Cheese Souffle for Two

Souffle isn’t as hard as people think. And, once you have the basic recipe down you can make any kind of souffle you want. Sweet or savory. With sauces. Or even baked over other dishes like sauteed seafood.

3 tablespoons butter
2 tablespoons grated Parmesan
2 teaspoons flour
½ cup milk
½ cup grated Gruyere or Cheddar
pinch cayenne pepper (optional)
pinch nutmeg
2 egg yolks
2 egg whites
pinch salt

Heat oven to 375° F. Grease one 16-ounce or two 8-ounce ramekins with 1 tablespoon of butter. Coat with the Parmesan, then tap out the excess. Set aside.

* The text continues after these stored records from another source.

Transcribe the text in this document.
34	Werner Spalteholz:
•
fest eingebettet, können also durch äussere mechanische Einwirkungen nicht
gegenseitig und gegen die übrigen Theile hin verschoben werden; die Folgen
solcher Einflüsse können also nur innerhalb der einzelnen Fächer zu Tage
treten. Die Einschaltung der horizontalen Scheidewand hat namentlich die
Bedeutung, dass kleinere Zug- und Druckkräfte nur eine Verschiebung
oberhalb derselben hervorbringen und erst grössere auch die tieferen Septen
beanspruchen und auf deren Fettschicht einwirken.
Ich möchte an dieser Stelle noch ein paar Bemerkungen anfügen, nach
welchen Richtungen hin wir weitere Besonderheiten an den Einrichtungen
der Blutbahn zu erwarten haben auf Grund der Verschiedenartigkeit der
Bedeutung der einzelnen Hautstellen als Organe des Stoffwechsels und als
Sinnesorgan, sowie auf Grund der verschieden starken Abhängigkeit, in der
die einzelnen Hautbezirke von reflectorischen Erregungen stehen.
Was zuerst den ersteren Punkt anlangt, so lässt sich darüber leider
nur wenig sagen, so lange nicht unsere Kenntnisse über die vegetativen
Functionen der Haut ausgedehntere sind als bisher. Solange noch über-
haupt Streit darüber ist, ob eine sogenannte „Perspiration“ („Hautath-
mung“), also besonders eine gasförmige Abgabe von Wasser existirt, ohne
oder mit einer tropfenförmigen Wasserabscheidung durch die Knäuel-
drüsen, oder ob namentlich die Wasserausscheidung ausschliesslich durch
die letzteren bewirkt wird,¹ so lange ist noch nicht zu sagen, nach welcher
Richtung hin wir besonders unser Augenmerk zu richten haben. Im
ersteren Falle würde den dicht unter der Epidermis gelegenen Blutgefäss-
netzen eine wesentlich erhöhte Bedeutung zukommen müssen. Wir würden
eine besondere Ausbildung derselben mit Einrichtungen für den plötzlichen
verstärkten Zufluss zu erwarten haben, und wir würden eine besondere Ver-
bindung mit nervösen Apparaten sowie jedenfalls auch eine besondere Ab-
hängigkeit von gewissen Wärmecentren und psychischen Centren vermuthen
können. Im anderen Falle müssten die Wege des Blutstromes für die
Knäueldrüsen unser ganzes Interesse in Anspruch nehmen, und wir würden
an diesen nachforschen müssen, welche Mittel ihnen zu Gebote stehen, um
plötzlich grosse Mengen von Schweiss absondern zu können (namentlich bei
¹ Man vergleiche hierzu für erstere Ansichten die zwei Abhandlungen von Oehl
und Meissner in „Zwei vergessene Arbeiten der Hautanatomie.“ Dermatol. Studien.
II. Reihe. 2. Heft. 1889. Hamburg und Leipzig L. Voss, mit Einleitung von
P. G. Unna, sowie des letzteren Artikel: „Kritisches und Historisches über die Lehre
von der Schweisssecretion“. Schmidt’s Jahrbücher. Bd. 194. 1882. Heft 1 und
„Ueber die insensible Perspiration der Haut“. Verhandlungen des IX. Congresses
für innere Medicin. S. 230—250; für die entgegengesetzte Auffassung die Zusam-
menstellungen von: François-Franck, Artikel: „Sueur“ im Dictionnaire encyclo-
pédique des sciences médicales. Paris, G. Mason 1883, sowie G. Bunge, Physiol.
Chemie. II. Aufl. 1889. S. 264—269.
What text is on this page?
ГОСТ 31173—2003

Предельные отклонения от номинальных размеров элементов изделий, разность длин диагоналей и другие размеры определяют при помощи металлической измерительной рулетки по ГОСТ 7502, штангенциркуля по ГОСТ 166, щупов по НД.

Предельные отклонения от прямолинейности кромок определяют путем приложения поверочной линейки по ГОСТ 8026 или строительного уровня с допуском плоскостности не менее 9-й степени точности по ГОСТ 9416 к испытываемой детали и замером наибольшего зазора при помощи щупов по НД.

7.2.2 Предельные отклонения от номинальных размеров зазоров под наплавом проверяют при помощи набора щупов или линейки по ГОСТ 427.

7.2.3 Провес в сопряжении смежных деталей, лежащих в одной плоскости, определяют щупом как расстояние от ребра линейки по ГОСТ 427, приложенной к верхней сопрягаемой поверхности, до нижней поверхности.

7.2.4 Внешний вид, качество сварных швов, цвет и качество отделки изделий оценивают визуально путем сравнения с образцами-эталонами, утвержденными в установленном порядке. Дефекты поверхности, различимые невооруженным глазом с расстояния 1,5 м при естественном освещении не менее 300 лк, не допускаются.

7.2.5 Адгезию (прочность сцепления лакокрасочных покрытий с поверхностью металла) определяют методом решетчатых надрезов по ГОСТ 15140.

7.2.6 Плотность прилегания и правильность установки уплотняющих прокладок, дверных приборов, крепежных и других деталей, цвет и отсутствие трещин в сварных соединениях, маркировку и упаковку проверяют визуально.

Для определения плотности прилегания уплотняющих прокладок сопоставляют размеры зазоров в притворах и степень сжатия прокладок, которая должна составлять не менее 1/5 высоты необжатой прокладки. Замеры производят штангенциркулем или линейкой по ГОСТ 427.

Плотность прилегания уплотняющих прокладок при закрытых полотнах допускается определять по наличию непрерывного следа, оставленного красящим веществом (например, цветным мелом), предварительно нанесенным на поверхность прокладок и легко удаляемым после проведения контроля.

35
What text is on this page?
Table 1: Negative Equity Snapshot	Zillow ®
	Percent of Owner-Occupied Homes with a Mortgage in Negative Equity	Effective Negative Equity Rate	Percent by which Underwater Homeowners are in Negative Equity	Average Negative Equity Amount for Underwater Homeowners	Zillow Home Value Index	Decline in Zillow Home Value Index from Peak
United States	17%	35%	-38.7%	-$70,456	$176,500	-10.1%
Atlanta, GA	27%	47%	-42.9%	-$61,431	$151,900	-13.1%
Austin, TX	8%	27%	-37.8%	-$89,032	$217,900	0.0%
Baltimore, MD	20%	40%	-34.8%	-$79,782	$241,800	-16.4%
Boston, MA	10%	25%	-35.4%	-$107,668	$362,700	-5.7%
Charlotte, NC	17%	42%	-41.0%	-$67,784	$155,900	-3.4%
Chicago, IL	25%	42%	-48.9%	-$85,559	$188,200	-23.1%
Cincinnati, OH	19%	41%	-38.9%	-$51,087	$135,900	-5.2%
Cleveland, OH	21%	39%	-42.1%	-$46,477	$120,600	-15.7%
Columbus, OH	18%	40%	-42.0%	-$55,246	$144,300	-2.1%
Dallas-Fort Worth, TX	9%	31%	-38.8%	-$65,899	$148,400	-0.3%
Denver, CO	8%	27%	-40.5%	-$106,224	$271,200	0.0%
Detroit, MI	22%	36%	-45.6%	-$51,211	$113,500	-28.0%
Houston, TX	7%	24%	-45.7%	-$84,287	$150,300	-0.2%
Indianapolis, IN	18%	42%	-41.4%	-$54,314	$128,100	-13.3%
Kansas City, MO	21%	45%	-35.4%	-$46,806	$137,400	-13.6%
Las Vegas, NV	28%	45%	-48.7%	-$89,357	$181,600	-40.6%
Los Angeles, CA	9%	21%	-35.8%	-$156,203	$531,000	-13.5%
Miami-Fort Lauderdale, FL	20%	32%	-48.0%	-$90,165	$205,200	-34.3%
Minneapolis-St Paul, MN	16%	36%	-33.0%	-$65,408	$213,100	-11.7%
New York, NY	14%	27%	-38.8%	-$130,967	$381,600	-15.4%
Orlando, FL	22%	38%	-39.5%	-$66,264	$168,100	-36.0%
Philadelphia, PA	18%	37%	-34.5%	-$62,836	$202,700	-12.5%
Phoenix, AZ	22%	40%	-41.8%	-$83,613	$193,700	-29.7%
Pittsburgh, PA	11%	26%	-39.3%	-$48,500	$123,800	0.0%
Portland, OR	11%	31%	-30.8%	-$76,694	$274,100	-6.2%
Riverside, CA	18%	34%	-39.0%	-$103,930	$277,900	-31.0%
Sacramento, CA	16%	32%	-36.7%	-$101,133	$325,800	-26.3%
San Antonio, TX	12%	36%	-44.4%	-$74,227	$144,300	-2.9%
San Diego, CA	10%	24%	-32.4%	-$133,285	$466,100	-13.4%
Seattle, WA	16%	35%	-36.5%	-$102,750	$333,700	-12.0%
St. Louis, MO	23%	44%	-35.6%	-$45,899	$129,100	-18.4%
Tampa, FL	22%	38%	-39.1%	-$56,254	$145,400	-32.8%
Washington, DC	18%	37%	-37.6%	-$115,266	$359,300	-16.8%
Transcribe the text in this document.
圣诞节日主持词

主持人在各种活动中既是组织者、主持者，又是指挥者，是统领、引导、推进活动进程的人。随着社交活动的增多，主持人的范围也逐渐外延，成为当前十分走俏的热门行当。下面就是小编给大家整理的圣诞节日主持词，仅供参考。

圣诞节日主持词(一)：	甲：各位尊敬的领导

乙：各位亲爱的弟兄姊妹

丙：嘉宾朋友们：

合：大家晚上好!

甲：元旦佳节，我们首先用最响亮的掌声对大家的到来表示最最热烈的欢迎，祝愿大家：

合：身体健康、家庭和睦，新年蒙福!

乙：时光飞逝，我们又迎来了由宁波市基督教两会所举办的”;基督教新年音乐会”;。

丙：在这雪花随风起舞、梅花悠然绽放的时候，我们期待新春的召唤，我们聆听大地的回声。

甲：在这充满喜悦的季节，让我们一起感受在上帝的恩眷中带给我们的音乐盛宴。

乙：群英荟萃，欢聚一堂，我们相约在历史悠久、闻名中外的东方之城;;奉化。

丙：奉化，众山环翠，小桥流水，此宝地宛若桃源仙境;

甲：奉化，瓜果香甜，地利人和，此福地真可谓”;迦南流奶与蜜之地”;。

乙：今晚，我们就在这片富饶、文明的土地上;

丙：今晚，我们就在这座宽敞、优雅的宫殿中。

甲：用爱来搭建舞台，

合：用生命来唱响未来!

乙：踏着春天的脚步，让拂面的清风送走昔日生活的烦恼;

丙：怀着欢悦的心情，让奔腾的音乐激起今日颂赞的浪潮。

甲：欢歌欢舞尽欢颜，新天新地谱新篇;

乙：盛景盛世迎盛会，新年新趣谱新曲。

In a small saucepan, over medium heat, melt the remaining butter. Stir in the flour and cook 1 minute. Whisk in the milk and cook, stirring constantly, until the sauce boils, 1 minute. Remove from heat and stir in the cheese until melted. Blend in the cayenne and nutmeg. Whisk in the yolks one at a time.
Set aside. (The recipe can be made to this point up to 1 day ahead. Cover with plastic wrap and refrigerate.)

In a clean bowl, beat the egg whites with the salt until stiff (but not dry) peaks form. Stir 1/4 of the egg whites into the cheese sauce to loosen it.
Gently fold in the remaining egg whites. Spoon into the ramekins. Bake until puffed and browned, 40 minutes for a 16-ounce soufflé, 20 minutes for two smaller ones. Serve immediately.